Stan Douglas (b. 1960, Vancouver) examines how films and photographs influence our understanding of history. Drawing on intensive research and meticulous attention to detail, the artist utilizes live actors, costumes, props, and sets to render real and imagined scenes from the past with uncanny accuracy.
Luanda-Kinshasa (2013)—jointly acquired by PAMM and the Los Angeles County Museum of Art—depicts a fictitious band of professional musicians at the famed CBS 30th Street Studio in 1970s New York City. Before closing its doors in 1981, “The Church” (as the studio was known) generated a host of important jazz, rock, pop, and classical recordings by artists such as Johnny Cash, Miles Davis, Aretha Franklin, Glenn Gould, and Billie Holiday.
Douglas’s interest in nonlinear narrative is apparent in the film’s experimental temporal structure, which functions paradoxically like a tightly controlled musical improvisation. What seems at first to be a straightforward progression turns out to contain repeating and recombined sequences.
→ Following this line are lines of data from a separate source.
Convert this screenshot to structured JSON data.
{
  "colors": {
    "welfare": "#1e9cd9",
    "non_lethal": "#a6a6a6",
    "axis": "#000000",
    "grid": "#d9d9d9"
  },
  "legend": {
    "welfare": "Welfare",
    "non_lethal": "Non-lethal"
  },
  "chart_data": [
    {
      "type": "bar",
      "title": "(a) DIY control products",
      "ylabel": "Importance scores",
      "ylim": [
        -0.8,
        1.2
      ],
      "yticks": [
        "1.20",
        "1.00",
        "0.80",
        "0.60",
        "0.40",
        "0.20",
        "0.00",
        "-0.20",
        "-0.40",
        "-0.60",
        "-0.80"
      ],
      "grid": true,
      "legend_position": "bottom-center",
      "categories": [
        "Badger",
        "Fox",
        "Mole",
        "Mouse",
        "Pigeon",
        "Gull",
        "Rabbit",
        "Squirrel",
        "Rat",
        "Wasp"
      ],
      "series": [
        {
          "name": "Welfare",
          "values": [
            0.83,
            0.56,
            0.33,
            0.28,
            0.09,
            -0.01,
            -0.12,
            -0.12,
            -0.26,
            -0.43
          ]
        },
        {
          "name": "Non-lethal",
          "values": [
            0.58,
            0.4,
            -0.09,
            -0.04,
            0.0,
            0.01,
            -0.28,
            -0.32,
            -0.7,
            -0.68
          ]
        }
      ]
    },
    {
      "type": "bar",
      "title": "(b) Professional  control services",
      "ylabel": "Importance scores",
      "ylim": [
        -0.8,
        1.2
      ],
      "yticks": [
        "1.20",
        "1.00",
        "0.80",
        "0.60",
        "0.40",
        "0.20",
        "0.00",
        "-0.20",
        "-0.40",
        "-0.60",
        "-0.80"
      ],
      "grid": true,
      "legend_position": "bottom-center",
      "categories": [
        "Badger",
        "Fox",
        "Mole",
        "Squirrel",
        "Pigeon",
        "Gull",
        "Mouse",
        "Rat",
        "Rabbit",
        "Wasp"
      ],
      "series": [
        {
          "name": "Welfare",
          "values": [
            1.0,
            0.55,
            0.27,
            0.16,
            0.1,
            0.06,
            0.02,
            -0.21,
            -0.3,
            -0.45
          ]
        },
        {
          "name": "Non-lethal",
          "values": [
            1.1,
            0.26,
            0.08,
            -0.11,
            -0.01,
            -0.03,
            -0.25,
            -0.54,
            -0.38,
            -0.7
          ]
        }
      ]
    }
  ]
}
As the work’s epic, six-hour duration takes hold, it becomes difficult to tell whether time is moving forward or folding in on itself.
In both its title and its Afrobeat-influenced soundtrack, Luanda-Kinshasa alludes to the emergence of a globally minded black consciousness in the 1970s. The eclectic fashions and scenography on display function together with the diverse races, ethnicities, and genders of the band members to vividly evoke the era’s complex social dynamics and identity-based political struggles. Set against this loaded atmosphere, the film’s ultimate effect is to testify to the unifying power of music.